By Arathy Somasekhar
(Reuters) -Oil prices were little changed on Friday as a solid job market bolstered the case for the U.S. Federal Reserve keeping interest rates on hold, with investors also awaiting clarity on President Donald Trump’s plans for tariffs on various countries.
Brent crude futures rose 1 cent, or 0.01%, to $68.81 a barrel by 0036 GMT, while U.S. West Texas Intermediate crude firmed 3 cents, or 0.04%, to $67.03.
Trade was thinned by the U.S. Independence Day holiday.
The U.S. labour market receded as a risk when new data on Thursday showed that American firms added a more-than-expected 147,000 jobs in June and the unemployment rate unexpectedly fell to 4.1% – signs the economy remained resilient despite the turbulence and uncertainty over how big tariffs will be.
President Trump said Washington will start sending letters to countries on Friday specifying what tariff rates they will face on goods sent to the United States, a clear shift from earlier pledges to strike scores of individual deals.
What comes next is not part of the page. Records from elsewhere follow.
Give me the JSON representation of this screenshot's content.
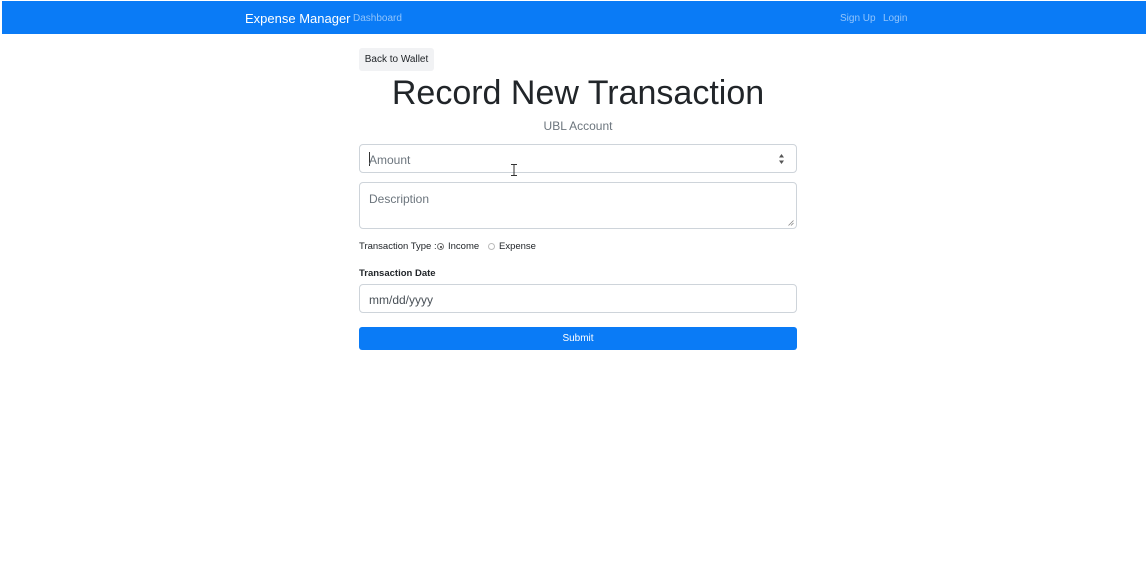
{
  "navbar": {
    "brand": "Expense Manager",
    "links": {
      "dashboard": "Dashboard",
      "signup": "Sign Up",
      "login": "Login"
    }
  },
  "back_button": "Back to Wallet",
  "page_title": "Record New Transaction",
  "account_name": "UBL Account",
  "form": {
    "amount_placeholder": "Amount",
    "description_placeholder": "Description",
    "transaction_type_label": "Transaction Type :",
    "type_options": [
      "Income",
      "Expense"
    ],
    "selected_type": "Income",
    "date_label": "Transaction Date",
    "date_placeholder": "mm/dd/yyyy",
    "submit_label": "Submit"
  },
  "colors": {
    "primary": "#0a7bf6",
    "muted_text": "#6c757d",
    "border": "#ced4da"
  },
  "icons": {
    "spinner": "number-spinner-icon",
    "cursor": "text-cursor-icon",
    "resize": "resize-grip-icon"
  }
}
Trump told reporters before departing for Iowa on Thursday the letters would be sent to 10 countries at a time, laying out tariff rates of 20% to 30%.
Trump’s 90-day pause on higher U.S. tariffs ends on July 9, and several large trading partners have yet to clinch trade deals, including the European Union and Japan.
Keeping prices in check, however, OPEC+, the world’s largest group of oil producers, is set to announce an increase of 411,000 barrels per day in production for August as it looks to regain market share, four delegates from the group told Reuters.
The U.S. also imposed sanctions on Thursday against a network that smuggles Iranian oil disguised as Iraqi oil and on a Hezbollah-controlled financial institution, the Treasury Department said.
Barclays on Thursday said it raised its Brent oil price forecast by $6 to $72 per barrel for 2025 and by $10 to $70 a barrel for 2026 on an improved outlook for demand.